When I cooked for my friends, I moved all the food from pans to platters and put them on a set table. When we host a birthday dinner for my mother-in-law or have our community group over for a meal, I make the table pretty on purpose. You probably do, too. Why can't we do that on a tiny scale every day? Sure, we still use plastic most days and eat out of bowls, but that doesn't mean we can't bring a little special to the table. 

I believe it makes a difference. When I sit down at a table with the tiniest special touch, I'm reminded of my intention, of the importance of the gathering. 

A few weeks ago, I hopped on Pinterest and searched "easy table decorations" and this was the first photo on the list.
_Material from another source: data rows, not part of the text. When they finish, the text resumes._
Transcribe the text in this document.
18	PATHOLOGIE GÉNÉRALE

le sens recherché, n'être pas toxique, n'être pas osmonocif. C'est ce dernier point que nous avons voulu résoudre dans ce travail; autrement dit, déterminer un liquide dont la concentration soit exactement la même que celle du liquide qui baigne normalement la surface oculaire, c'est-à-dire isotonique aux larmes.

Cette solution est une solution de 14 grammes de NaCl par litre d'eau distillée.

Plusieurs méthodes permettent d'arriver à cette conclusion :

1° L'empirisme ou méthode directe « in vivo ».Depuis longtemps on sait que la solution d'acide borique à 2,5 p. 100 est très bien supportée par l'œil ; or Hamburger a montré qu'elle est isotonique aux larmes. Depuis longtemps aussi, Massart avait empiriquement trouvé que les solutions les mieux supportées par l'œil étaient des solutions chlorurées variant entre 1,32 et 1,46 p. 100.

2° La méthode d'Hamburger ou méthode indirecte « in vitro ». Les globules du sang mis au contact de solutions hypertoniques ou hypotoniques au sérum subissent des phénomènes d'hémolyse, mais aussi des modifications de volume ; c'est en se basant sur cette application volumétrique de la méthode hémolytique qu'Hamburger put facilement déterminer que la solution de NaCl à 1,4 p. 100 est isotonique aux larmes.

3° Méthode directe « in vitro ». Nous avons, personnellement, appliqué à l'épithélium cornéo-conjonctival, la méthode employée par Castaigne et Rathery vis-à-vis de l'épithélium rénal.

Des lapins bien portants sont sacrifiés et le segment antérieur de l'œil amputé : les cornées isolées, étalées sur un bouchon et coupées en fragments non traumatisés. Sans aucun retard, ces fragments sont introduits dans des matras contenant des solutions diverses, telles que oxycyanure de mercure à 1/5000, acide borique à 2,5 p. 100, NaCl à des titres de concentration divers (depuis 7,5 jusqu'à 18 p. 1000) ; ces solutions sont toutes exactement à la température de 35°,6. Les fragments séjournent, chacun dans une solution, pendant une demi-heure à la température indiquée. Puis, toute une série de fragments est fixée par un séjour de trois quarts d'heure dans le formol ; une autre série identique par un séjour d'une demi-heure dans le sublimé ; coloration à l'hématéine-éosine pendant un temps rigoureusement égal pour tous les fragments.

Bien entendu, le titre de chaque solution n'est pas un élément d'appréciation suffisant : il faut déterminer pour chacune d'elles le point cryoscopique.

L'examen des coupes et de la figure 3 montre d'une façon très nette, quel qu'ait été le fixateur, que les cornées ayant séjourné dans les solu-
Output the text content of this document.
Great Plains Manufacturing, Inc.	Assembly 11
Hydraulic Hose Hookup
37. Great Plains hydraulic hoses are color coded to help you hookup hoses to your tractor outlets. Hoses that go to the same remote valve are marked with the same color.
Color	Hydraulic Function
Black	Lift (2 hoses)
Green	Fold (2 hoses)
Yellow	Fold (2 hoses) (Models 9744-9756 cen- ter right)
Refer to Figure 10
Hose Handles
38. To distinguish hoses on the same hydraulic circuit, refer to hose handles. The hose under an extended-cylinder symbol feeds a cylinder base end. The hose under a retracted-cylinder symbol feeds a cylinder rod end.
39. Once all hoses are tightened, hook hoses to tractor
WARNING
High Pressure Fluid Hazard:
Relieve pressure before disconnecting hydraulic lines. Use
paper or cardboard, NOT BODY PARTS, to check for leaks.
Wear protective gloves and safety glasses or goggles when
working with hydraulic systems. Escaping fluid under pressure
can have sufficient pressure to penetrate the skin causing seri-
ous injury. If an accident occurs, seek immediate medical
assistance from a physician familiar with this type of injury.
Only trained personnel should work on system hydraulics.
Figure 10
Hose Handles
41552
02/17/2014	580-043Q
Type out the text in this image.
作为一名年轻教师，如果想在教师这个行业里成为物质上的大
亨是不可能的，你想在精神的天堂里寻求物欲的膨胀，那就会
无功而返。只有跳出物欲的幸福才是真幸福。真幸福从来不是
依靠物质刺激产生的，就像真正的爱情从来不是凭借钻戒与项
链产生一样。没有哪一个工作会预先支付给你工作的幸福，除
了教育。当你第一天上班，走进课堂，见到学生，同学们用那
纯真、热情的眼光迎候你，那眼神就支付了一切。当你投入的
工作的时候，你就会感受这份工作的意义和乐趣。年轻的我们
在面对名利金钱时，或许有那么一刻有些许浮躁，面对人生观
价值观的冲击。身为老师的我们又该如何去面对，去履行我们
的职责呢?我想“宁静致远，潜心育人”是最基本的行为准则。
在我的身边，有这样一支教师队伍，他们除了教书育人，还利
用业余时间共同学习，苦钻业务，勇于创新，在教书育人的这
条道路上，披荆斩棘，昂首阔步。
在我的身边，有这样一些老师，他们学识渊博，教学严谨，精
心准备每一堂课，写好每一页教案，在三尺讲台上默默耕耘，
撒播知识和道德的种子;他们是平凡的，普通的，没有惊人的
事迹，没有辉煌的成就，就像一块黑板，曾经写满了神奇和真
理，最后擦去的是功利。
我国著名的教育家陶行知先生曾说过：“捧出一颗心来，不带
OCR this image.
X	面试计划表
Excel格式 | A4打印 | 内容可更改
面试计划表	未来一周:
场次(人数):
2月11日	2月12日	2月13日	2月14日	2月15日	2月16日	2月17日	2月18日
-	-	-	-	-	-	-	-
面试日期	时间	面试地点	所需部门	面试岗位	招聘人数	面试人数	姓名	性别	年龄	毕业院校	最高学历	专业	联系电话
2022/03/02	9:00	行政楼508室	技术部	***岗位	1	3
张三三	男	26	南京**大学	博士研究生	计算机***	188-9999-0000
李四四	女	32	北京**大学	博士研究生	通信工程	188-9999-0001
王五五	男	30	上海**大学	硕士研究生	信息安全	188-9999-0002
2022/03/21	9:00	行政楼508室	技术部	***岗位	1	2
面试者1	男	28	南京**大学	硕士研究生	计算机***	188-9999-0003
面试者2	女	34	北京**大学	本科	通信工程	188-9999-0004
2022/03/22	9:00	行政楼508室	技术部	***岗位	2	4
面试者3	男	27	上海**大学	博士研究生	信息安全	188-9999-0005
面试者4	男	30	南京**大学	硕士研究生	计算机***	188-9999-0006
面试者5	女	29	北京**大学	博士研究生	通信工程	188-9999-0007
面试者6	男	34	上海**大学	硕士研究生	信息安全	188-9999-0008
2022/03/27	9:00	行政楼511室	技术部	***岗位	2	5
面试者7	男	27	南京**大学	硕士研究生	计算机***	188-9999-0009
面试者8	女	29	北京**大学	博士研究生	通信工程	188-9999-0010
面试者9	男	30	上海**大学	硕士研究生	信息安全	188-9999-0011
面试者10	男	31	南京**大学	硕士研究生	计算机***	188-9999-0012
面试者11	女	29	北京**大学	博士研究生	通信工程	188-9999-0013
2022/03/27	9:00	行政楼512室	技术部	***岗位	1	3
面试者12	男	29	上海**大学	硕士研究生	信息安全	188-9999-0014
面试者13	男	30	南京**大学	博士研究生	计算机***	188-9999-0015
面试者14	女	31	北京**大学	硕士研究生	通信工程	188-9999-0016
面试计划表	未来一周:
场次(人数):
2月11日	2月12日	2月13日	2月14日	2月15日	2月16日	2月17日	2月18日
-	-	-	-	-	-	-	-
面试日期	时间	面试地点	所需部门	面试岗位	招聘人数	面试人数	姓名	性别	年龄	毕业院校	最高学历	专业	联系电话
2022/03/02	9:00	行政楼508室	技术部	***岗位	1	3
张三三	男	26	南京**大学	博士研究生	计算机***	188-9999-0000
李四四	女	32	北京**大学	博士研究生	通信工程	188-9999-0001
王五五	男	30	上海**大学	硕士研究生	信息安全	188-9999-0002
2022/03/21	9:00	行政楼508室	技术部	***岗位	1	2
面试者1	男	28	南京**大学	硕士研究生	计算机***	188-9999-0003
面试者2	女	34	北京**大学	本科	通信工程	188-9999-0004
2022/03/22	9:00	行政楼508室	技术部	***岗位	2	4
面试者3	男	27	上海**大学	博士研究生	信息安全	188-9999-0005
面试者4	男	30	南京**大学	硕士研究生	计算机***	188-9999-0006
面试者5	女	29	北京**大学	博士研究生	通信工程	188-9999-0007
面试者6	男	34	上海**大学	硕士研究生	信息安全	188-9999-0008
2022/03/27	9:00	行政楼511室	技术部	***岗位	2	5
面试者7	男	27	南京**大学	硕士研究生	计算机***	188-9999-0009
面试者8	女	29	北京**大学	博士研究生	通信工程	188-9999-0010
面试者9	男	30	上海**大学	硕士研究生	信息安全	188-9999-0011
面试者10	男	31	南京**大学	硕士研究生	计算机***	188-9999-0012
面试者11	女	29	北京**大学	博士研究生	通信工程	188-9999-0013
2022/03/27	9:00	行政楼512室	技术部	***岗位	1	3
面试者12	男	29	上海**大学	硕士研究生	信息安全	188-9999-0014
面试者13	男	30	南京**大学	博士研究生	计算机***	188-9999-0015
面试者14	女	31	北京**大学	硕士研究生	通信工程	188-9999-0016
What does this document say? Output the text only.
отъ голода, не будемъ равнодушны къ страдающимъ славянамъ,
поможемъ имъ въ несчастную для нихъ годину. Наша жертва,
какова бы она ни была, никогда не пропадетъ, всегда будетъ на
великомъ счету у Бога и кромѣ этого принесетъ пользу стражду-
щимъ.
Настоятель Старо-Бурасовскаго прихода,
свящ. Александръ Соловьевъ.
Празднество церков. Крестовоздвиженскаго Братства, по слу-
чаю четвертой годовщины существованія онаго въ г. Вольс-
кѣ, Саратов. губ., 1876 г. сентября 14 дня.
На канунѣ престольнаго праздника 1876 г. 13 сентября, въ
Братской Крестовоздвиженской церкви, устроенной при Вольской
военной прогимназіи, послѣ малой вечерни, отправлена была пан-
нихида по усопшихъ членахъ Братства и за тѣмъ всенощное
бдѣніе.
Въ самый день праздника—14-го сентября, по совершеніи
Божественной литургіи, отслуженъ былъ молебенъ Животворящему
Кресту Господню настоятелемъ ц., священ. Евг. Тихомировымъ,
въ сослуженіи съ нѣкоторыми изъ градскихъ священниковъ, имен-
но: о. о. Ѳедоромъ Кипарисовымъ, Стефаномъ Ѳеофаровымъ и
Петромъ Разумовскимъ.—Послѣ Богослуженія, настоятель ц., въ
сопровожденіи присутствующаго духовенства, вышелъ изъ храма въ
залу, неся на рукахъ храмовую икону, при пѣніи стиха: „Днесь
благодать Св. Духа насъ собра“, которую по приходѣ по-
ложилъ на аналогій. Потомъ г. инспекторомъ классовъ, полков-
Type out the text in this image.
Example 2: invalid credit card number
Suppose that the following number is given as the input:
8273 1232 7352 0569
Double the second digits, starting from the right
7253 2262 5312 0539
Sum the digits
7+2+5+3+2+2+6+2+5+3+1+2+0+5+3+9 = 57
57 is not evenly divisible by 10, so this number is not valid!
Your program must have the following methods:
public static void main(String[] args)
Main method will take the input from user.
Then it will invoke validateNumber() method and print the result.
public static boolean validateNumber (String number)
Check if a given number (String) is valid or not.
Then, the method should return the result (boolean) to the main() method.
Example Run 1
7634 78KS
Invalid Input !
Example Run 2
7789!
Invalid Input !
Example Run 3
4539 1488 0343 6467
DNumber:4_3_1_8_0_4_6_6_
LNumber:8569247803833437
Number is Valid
I had all those things! I could do that! And I did. My sister bought me a tree stump platter last year, and I use it obsessively for everything and now this. I have lavender and rosemary I cut from our yard instead of the baby's breathish stuff, no string around the jar, and old candles I stuck in mason jars instead of real votives. But still. That tiny centerpiece doesn't look dumb, requires zero work, looks beautiful for days, is easily moved in one fell swoop, and brings a tiny bit of special to our everyday table.

(The same could be said for an apron you love, a beautiful cutting board, or a dishtowel that makes you smile.)
 

I realize none of these ideas are revolutionary or even super inspiring. That was my problem for so long. I kept looking for that magic cookbook, that perfect dinner system, that single fix to solve all my problems. Maybe you're looking, too. Friends, it doesn't exist. Recipes aren't our problem. Picky eaters aren't our problem (much). Money isn't our problem. Sure, they play a part, but doing the intangible internal work will make more difference than a chicken recipe ever will. 

Set your intention.
Limit the chaos.
Expect imperfection.
Listen to music.
Bring special to the table. 

Small changes can make a huge difference.